FRED STLFSI4 Weekly (W‑FRI) Robust Z Regime Classification

Abstract

We convert the St. Louis Fed’s composite financial stress index into a weekly risk-on / risk-off classifier. The series is harmonised to a Friday weekly cadence and forward-filled to remove minor publication gaps. We compute a robust z-score on the level to quantify deviations from its long-run distribution, then classify regimes using transparent rules that combine absolute level with relative z-score.

1) Data (FRED Identifier)

We operate at a weekly Friday frequency ("W-FRI") and forward-fill within week to ensure continuity.

# Fetch & align (fredapi)
stlfsi = fred.get_series("STLFSI4")
df_stress = pd.DataFrame(stlfsi, columns=["STLFSI4"])
df_stress = df_stress.resample("W-FRI").last().ffill()
print("✅ STLFSI4 data retrieved."); print(df_stress.tail())

2) Robust Z-Score on Level

To measure relative tightness/looseness versus history, we compute a robust z-score using median and MAD over a rolling window. Given weekly data, we use a 3‑year target window (156 weeks) with a minimum of 52 weeks; if history is shorter, we adapt to 80% of available observations but never below 52.

\( z_t = \dfrac{X_t - \text{median}_W(X)}{1.4826\,\text{MAD}_W(X)} \)

Window choice: \(W = \max\{52, \min(156, \lfloor 0.8\,N \rfloor)\}\), where \(N\) is non-missing sample size.

def robust_z(series, window=156, min_window=52):
    s = series.astype(float)
    w = max(min_window, window if s.notna().sum() >= window else int(max(min_window, s.notna().sum()*0.8)))
    med = s.rolling(w, min_periods=min_window).median()
    mad = (s - med).abs().rolling(w, min_periods=min_window).median()
    return (s - med) / (1.4826 * mad.replace(0, np.nan))

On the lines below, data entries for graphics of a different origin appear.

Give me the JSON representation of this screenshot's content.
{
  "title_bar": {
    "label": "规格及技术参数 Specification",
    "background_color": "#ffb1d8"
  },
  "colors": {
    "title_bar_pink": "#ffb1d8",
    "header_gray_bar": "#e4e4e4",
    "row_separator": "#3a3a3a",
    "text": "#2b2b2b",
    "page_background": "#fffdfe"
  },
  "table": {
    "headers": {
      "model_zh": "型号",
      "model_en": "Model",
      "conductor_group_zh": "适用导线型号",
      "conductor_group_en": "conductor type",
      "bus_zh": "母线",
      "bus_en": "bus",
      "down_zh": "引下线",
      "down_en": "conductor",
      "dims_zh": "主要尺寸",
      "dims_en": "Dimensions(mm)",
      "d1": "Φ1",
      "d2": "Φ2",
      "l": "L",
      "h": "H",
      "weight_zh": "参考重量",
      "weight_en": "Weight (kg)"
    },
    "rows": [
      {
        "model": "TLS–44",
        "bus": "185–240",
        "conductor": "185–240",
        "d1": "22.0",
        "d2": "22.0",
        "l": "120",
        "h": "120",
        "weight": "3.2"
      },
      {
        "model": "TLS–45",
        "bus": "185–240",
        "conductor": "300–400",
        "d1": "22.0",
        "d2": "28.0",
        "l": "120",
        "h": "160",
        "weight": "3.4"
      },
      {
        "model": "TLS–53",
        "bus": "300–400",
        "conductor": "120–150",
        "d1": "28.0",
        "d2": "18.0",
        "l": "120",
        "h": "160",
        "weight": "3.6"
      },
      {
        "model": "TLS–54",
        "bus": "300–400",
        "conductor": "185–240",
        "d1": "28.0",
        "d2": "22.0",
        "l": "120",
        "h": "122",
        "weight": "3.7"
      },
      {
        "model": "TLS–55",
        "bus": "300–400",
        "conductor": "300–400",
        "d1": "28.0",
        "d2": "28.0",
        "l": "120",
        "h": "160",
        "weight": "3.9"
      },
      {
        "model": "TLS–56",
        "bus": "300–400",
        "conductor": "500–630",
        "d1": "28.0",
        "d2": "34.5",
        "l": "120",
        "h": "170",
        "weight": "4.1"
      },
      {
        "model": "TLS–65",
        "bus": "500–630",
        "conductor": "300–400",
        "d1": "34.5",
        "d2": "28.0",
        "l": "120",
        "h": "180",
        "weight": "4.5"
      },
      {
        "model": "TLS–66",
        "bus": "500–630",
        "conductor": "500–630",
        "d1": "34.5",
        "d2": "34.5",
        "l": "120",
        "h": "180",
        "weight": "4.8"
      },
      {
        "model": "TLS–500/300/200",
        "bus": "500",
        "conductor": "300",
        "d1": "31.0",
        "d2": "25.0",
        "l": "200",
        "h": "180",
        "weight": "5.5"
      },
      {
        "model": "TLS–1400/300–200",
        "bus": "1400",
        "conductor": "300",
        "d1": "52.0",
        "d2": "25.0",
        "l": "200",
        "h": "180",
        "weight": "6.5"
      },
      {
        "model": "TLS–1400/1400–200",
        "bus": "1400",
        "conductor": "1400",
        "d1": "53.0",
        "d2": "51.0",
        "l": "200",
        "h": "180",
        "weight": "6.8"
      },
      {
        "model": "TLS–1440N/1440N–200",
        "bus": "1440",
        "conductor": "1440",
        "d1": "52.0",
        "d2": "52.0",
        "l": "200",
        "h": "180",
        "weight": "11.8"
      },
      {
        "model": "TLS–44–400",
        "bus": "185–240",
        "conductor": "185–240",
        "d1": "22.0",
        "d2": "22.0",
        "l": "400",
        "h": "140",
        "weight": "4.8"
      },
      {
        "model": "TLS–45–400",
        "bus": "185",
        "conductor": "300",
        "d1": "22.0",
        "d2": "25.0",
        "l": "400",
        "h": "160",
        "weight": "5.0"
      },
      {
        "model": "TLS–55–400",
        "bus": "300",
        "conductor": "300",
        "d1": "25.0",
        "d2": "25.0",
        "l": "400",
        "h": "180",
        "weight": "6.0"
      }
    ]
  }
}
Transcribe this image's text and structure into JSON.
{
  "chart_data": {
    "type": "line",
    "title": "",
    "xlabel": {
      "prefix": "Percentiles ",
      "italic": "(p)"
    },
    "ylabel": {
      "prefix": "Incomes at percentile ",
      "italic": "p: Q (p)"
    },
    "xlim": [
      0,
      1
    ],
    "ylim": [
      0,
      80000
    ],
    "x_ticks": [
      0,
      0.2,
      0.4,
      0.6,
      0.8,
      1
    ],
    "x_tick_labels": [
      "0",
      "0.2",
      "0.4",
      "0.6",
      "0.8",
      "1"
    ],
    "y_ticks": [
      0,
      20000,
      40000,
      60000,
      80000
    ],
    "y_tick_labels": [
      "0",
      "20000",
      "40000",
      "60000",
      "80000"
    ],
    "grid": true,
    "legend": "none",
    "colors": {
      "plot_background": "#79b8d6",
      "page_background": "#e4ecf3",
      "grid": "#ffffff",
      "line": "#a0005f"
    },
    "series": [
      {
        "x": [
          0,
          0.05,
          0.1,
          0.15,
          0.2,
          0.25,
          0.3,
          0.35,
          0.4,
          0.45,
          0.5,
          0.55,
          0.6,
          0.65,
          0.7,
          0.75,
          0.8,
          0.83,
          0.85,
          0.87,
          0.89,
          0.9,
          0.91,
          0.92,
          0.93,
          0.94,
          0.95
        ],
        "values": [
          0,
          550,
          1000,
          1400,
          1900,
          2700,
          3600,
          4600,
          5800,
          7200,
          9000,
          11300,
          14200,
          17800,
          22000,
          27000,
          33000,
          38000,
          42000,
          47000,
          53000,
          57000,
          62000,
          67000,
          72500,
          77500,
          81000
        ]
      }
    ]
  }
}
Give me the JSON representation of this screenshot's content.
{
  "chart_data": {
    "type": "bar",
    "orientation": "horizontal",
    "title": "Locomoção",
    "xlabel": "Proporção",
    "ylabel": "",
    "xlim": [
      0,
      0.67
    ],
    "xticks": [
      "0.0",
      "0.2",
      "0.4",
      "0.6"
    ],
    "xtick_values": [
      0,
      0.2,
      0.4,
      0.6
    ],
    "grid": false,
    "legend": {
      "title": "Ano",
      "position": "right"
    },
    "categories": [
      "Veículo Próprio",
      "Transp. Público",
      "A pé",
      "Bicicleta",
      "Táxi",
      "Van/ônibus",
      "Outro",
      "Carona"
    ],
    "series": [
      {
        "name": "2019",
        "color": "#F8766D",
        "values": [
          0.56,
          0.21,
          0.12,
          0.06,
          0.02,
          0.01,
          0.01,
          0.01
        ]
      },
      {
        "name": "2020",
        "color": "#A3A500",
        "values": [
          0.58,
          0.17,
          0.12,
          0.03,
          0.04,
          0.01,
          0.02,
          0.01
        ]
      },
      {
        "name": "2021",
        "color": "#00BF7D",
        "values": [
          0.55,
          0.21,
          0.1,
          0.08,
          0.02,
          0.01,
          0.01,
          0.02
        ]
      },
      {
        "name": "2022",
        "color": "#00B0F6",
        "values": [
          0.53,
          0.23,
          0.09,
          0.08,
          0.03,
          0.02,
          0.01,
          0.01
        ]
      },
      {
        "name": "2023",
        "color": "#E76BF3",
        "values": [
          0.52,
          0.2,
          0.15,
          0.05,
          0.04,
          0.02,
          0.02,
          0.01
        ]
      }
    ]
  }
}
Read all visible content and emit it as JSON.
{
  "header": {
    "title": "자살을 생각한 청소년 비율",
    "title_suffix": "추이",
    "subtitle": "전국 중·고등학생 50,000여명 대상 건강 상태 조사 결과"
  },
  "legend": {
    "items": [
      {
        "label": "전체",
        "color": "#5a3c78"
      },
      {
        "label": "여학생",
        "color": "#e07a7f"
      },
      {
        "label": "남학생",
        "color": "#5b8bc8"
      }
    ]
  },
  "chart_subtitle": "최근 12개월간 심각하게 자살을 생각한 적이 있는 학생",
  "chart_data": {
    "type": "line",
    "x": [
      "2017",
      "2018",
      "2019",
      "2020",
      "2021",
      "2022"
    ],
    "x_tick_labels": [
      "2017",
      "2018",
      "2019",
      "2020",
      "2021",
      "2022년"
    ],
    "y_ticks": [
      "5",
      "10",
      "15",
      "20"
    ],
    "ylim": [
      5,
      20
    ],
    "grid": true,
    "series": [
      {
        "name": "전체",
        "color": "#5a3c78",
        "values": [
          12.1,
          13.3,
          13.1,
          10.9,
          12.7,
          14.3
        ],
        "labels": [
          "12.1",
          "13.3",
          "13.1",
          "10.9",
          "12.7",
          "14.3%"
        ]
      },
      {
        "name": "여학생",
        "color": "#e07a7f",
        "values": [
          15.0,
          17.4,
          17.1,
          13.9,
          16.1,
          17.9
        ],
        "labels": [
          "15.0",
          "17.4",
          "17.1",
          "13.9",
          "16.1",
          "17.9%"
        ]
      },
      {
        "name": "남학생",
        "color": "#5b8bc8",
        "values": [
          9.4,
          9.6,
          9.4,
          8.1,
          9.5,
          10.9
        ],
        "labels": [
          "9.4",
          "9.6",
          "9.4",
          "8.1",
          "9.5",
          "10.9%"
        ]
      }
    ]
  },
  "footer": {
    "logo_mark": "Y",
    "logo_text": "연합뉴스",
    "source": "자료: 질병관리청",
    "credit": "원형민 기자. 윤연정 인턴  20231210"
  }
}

df_stress["Stress_z"] = robust_z(df_stress["STLFSI4"], window=156, min_window=52)

3) Regime Classification

We combine absolute level and relative z-score to form weekly regimes:

  • Bearish (risk‑off): STLFSI4 > 0 or z > +0.5 → tightening / elevated stress
  • Bullish (risk‑on): STLFSI4 < 0 and z < −0.5 → loose conditions
  • Neutral: otherwise (including any NaNs)
def classify_stress(row, level_thresh=0.0, z_lo=-0.5, z_hi=0.5):
    lvl, z = row["STLFSI4"], row["Stress_z"]
    if np.isnan(lvl) or np.isnan(z):
        return "Neutral"
    if (lvl > level_thresh) or (z > z_hi):
        return "Bearish"
    if (lvl < level_thresh) and (z < z_lo):
        return "Bullish"
    return "Neutral"

df_stress["FinancialStress_Signal"] = df_stress.apply(classify_stress, axis=1)

Thresholds can be tuned based on backtests or risk appetite.

4) Outputs & Columns

# Core columns
["STLFSI4","Stress_z","FinancialStress_Signal"]

Console prints echo the tail of the aligned series and the final signal view. No plots are generated.

5) Data Handling & Validation

6) Interpretation & Use

Negative values of STLFSI4 generally indicate looser-than-average conditions; positive values indicate tighter-than-average. Bearish regimes suggest caution in risk assets; Bullish regimes align with easier conditions. Use alongside growth, labor, and inflation signals for a holistic macro regime map.